Quatre nouvelles ? Non, en fait deux nouvelles : « Laëzza » et « El condor pasa » puis un catalogue de considérations, de pensées de l’auteur ; « Autoportrait », qui remplit parfaitement ce rôle d’autoportrait d’ailleurs et un petit chapitre de révélations sur des étapes importantes, « Rencontres », les rencontres que Mohamed Dib estime avoir été importantes pour le modelage de l’homme qu’il est devenu. Les deux dernières parties ; « Autoportrait » et « Rencontres » pouvant être prises comme un testament, d’autant qu’il s’agit de la dernière œuvre écrite par Mohamed Dib.
Ce sont ces deux parties que me paraissent les plus passionnantes du recueil.
Sur « Laëzza », la nouvelle éponyme, Mohamed Dib s’exprime en postface via Claire Delannoy :
«Deux jours avant sa mort Dib m’a téléphoné pour me parler de « Laëzza », manuscrit qu’il venait de terminer mais dont il ne pouvait encore se déposséder. Vous allez être surprise par mon héroïne, me disait-il en riant, un top model qui porte des piercings et qui drague les hommes … »
De fait, on est surpris par cette histoire de jeune femme très libérée dans une relation éphémère avec un jeune homme. Relation aussi fusionnelle que fulgurante que Mohamed Dib nous raconte du début à la fin. Ca m’a paru, en effet, fort différent du registre usuel de Dib.
« El condor pasa », elle, a été retrouvée après sa mort et a été ajouté aux trois autres. Une étrange nouvelle qui parle de l’Algérie, qui parle de relations d’homme, de folie ou de ce qui pourrait l’être. C’est effectivement très étrange.
Plus essentiels m’ont paru « Autoportraits » et « Rencontres ».
« Autoportraits » fait penser à des pensées à la « Cioran », empilées les unes sur les autres, mais pas absconses à l’image de la comparaison effectuée, assez explicites et très révélatrices de l’homme Dib et de sa pensée profonde. Probablement beaucoup plus complexe que ce que sa lecture pouvait laisser entrevoir, à mon sens au moins. Un extrait, la n°10 :
«Chez les Arabes, l’habitude est, depuis trop longtemps, prise de se prosterner, le front dans la poussière, pour qu’ils perçoivent l’état du monde autour d’eux et réalisent que la caravane est en train de passer, qu’elle est déjà passée – on aurait bien voulu dire, le dernier métro, mais quel métro ? – et qu’eux sont toujours là, le front toujours dans la poussière.
Cela n’est plus tout à fait vrai pour les musulmans non arabes. »
Et elles sont nombreuses et variées, sur maints sujets.
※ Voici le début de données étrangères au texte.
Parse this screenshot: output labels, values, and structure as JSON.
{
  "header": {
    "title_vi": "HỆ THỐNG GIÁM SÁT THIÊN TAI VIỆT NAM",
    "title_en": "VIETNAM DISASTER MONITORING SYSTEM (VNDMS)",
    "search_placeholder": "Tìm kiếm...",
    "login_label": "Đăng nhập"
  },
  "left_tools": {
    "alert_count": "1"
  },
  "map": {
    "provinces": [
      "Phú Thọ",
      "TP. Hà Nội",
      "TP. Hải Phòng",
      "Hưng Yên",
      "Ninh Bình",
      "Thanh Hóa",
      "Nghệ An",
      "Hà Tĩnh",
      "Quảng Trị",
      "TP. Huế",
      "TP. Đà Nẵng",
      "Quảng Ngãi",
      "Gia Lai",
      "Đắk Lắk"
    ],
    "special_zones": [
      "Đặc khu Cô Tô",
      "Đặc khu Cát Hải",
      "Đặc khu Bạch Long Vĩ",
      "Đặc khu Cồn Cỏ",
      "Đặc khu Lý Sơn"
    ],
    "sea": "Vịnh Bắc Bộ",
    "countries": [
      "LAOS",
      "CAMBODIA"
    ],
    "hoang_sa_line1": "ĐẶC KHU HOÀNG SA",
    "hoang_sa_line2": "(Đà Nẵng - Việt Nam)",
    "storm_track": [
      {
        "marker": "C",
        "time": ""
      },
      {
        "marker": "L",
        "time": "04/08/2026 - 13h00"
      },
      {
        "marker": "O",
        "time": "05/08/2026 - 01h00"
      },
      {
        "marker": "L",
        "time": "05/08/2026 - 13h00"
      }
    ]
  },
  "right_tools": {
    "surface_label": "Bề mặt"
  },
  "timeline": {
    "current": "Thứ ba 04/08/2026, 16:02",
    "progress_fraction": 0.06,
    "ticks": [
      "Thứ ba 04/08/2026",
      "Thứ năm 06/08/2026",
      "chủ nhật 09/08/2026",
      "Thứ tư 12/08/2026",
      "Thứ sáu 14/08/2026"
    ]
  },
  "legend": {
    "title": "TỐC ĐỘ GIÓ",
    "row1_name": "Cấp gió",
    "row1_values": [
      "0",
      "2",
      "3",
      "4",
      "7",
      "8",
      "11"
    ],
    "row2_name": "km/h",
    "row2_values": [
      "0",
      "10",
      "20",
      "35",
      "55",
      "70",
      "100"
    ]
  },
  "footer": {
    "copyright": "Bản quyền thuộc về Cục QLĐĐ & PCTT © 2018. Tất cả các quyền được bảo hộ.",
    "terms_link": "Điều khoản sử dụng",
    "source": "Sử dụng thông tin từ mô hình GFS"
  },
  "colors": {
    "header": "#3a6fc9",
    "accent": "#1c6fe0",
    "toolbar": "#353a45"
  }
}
Je ne résiste pas à citer également la n°28 (il y en a 90) :
« Le spectacle de ces intellectuels d’Europe auxquels on fait un enfant dans le dos et qui continuent de disputer du sexe des anges, pensant être ainsi dans, sans doute, la filiation directe des grands Grecs, dont ils croient reprendre et poursuivre les joutes oratoires, sans se rappeler que ces Grecs occupaient des fonctions, avaient des responsabilités dans la cité. »
« Rencontres » enfin nous plonge dans son enfance, dans cette Algérie, à Tlemcen, encore française avant que ne commence les tragédies à venir. Elles concernent pour l’essentiel quelques rares français qui s’intéressaient aux « indigènes », des instituteurs pour la plupart. Un éclairage intéressant sur ce que pouvait être la réalité de la présence française en Algérie, « avant », et vu par un autochtone.
Un éclairage particulièrement intéressant de l’homme Dib.